When I first started
listening to British Music I believed the conventional wisdom that the
Victorian era was a ‘Land without Music’. The first glimmer of hope had come
with Elgar’s Enigma Variations – or
was it Parry’s Prometheus Unbound?
And some of my contemporaries went further: there had been no decent British
music written between the death of Purcell and Benjamin Britten’s Peter Grimes – or whatever particular work
was in fashion. One day, I heard an amateur performance of Arthur Sullivan’s ‘The
Long Day Closes’. I was bowled over by this beautiful and moving part-song. During
the same concert, I heard George A Macfarren’s ‘Come Away, Death’. It too, was a revelation. I was convinced
that there was more to this music that I had been led to believe. Since that
time I have explored music by these ‘dry as dust’ composers and have rarely
been disappointed. From John Field (the Irish Chopin) through the two Macfarrens
and on towards Parry and Stanford I have found much hidden treasure. Names such as Francis Edward Bache, William
Sterndale Bennett, Hugo Pearson, Cirpriani Potter, Arthur Sullivan and Frederic
Cowen have written impressive concert and recital music that does not deserve
to be forgotten.
All this is said to
introduce the YouTube recording of George Macfarren’s ‘Come Away, Death’. This
part-song was composed around 1850. It is a setting of the Shakespeare’s fine
lyric from Twelfth Night given to the
character of Feste, the ‘fool
that the Lady Olivia's father took much delight in’ (2.4). In the song, he
describes the feelings of someone who has died for his uncaring love, and wishes
to be buried in a far country and without due ceremony.
Come away, come away, death,
And in sad cypress let me be laid;
Fly away, fly away, breath;
I am slain by a fair cruel maid.
My shroud of white, stuck all
with yew,
O prepare it!
My part of death, no one so true
Did share it.
Not a flower, not a flower sweet,
On my black coffin let there be strown;
Not a friend, not a friend greet
My poor corpse, where my bones shall be thrown:
A thousand, thousand sighs to
save,
Lay me, lay me, lay me, O where
Sad true lover ne’er find my
grave,
To weep there!
This is not the forum
to give a detailed analysis of this fine part-song. However two things can be
said. Firstly the composer does not over sentimentalise his theme. The emotion
is kept in check throughout the entire piece. He has not used sugared harmonies.

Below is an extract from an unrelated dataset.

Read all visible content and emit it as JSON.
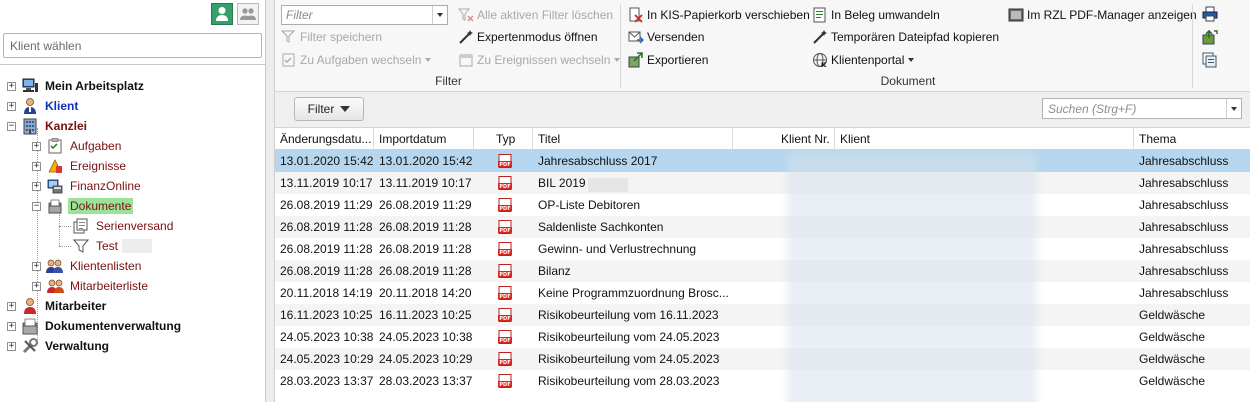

Secondly Macfarren’s skill as a contrapuntalist is clear from the first bar
to the last. It is a well balanced presentation of the text and admirably written
for the voices.
‘Come, Away, Death’ appears to have been first published in Novello's Part-Song Book. First Series, 1851. It was subsequently printed in Novello's Part-Song Book. Second Series. Vol.1. No. 51, 1869, etc. and Novello's Tonic Sol-fa Series. No. 35, 1886. It is currently available in The New Novello Part-Song Book, Novello, London, 1999.